You are viewing a plain text version of this content. The canonical link for it is here.

Posted to user@nutch.apache.org by Paul Liddelow <pa...@gmail.com> on 2007/03/19 10:14:37 UTC

Problems crawling a URL

Hi
I have set Nutch up and the crawler (following the intranet tutorial) and
can fetch results OK for the few URL's I have tested, but for some reason I
cannot get any results returned when I try to crawl this URL:
http://www.comlaw.gov.au/ComLaw/legislation/actcompilation1.nsf/sh/browse&VIEW=current&ORDER=bytitle&CATEGORY=actcompilation


I think it might have something to do with the file extension ".nsf" which
is midway in the URL. I think the crawler cannot deal with it. Has anybody
else had this problem or can help?

Much obliged if anybody knows the answer.

Cheers
Paul

Re: Problems crawling a URL

Posted by Jeroen Verhagen <je...@gmail.com>.

Hi Paul,

Someone had to point this out to me too: in conf/crawl-urlfilter.txt
there is a line: -[?*!@=]
which tells which characters are not allowed in urls.

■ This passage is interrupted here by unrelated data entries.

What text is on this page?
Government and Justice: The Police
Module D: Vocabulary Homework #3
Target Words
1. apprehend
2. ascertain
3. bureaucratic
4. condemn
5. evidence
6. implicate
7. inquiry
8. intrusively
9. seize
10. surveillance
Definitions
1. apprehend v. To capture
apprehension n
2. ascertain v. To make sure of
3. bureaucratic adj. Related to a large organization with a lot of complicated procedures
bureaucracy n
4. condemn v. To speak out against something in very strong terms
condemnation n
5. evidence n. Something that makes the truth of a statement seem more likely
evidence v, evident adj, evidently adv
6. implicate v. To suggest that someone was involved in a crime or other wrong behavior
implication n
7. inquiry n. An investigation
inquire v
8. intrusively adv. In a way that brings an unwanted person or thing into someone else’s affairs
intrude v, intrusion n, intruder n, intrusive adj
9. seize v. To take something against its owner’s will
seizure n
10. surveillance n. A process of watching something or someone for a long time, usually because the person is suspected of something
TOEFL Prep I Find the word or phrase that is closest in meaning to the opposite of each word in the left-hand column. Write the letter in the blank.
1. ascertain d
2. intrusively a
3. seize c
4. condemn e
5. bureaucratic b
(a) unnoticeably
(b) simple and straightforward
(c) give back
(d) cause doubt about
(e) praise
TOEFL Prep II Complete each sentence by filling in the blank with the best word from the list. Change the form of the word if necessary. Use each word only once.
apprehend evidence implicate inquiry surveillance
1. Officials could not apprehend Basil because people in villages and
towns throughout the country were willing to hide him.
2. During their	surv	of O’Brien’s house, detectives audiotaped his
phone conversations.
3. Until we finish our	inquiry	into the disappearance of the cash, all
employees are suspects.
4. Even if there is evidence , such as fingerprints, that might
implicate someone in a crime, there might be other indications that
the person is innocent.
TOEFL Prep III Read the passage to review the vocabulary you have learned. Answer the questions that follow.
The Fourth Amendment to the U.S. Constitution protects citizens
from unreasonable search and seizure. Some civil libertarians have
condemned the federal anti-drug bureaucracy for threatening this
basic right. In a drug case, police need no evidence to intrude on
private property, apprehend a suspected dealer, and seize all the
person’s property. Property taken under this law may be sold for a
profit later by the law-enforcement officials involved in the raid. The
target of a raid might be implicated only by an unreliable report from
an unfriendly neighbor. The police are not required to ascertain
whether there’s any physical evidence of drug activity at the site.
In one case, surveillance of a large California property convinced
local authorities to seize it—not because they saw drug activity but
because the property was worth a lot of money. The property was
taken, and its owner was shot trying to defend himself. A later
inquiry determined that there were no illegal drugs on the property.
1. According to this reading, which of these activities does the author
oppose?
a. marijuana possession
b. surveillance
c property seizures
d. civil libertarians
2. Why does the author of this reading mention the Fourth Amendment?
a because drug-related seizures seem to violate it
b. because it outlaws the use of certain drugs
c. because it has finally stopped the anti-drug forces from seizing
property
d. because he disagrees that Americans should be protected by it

Try to remove this line or only remove '=' from it

regards,

Jeroen

On 3/19/07, Paul Liddelow <pa...@gmail.com> wrote:
> Hi
> I have set Nutch up and the crawler (following the intranet tutorial) and
> can fetch results OK for the few URL's I have tested, but for some reason I
> cannot get any results returned when I try to crawl this URL:
> http://www.comlaw.gov.au/ComLaw/legislation/actcompilation1.nsf/sh/browse&VIEW=current&ORDER=bytitle&CATEGORY=actcompilation
>
>
> I think it might have something to do with the file extension ".nsf" which
> is midway in the URL. I think the crawler cannot deal with it. Has anybody
> else had this problem or can help?
>
> Much obliged if anybody knows the answer.
>
> Cheers
> Paul
>


-- 

regards,

Jeroen